Using the Benchmark module would have been better, but the results should be the same:

1 ids: search: 0.0479708480834961
1 ids: scroll: 0.125966520309448
1 ids: get: 0.0058095645904541
1 ids: mget: 0.0405624771118164
1 ids: exists: 0.00203096389770508

10 ids: search: 0.0475555992126465
10 ids: scroll: 0.125097160339355
10 ids: get: 0.0450811958312988
10 ids: mget: 0.0495295238494873
10 ids: exists: 0.0301321601867676

100 ids: search: 0.0388820457458496
100 ids: scroll: 0.113435277938843
100 ids: get: 0.535688924789429
100 ids: mget: 0.0334794425964355
100 ids: exists: 0.267356157302856

1000 ids: search: 0.215484323501587
1000 ids: scroll: 0.307204523086548
1000 ids: get: 6.10325572013855
1000 ids: mget: 0.195512800216675
1000 ids: exists: 2.75253639221191

10000 ids: search: 1.18548139572144
10000 ids: scroll: 1.14851592063904
10000 ids: get: 53.4066656780243
10000 ids: mget: 1.44806768417358
10000 ids: exists: 26.8704441165924

Get, the most simple one, is the slowest.

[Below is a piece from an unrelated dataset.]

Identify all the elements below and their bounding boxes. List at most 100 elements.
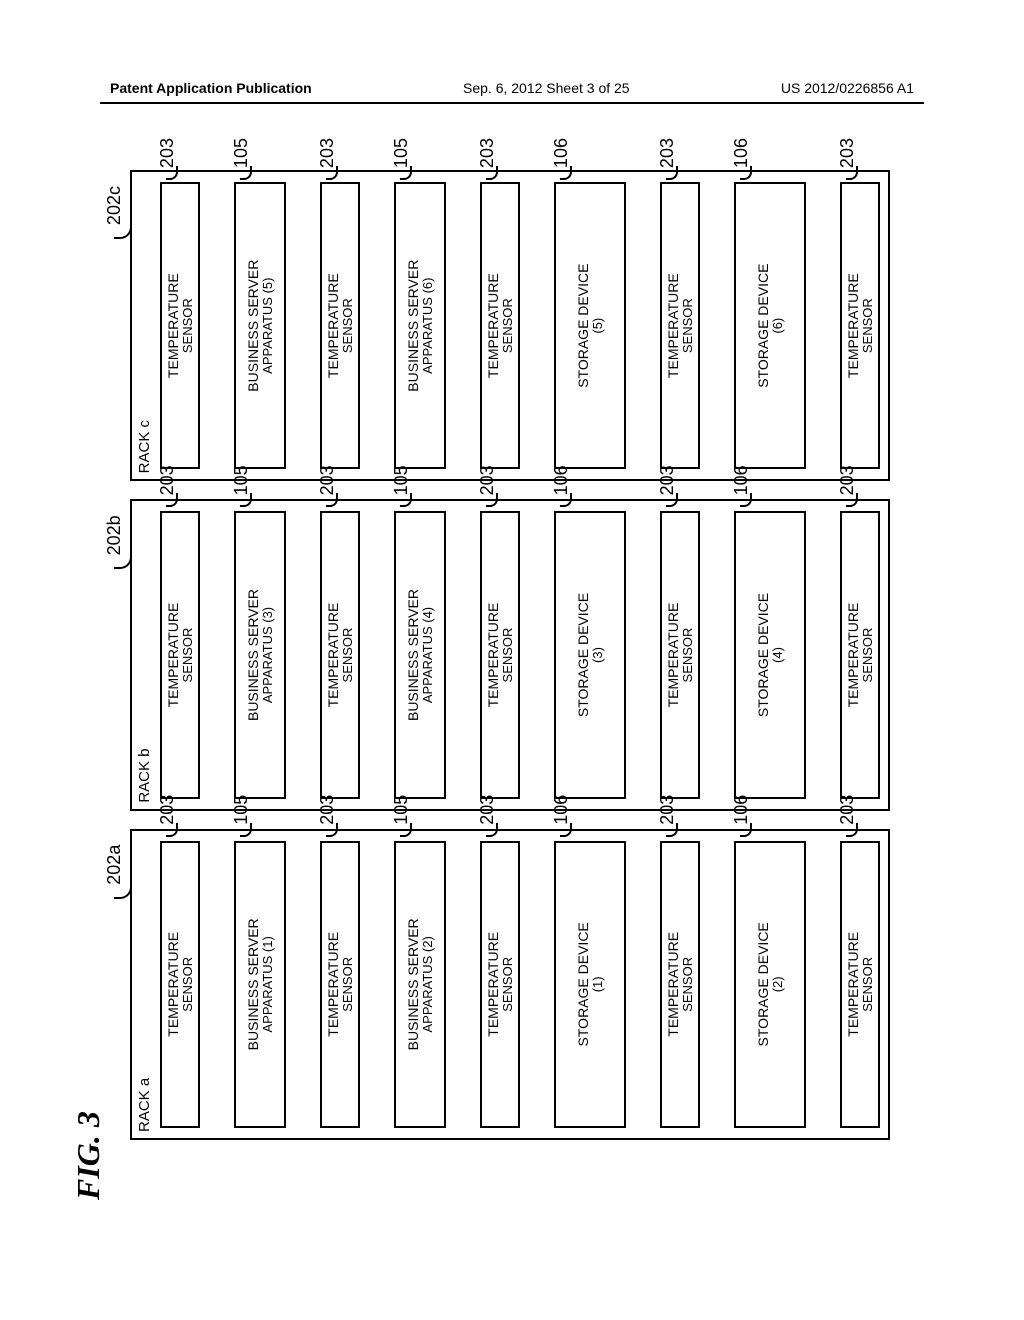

The get API requires one call per ID and needs to fetch the full document (compared to the exists API). Search is faster than Scroll for small amounts of documents, because it involves less overhead, but wins over search for bigget amounts. The winner for more documents is mget, no surprise, but now it's a proven result, not a guess based on the API descriptions.

Benchmark results (lower=better) based on the speed of search (used as 100%). mget is mostly the same as search, but way faster at 100 results.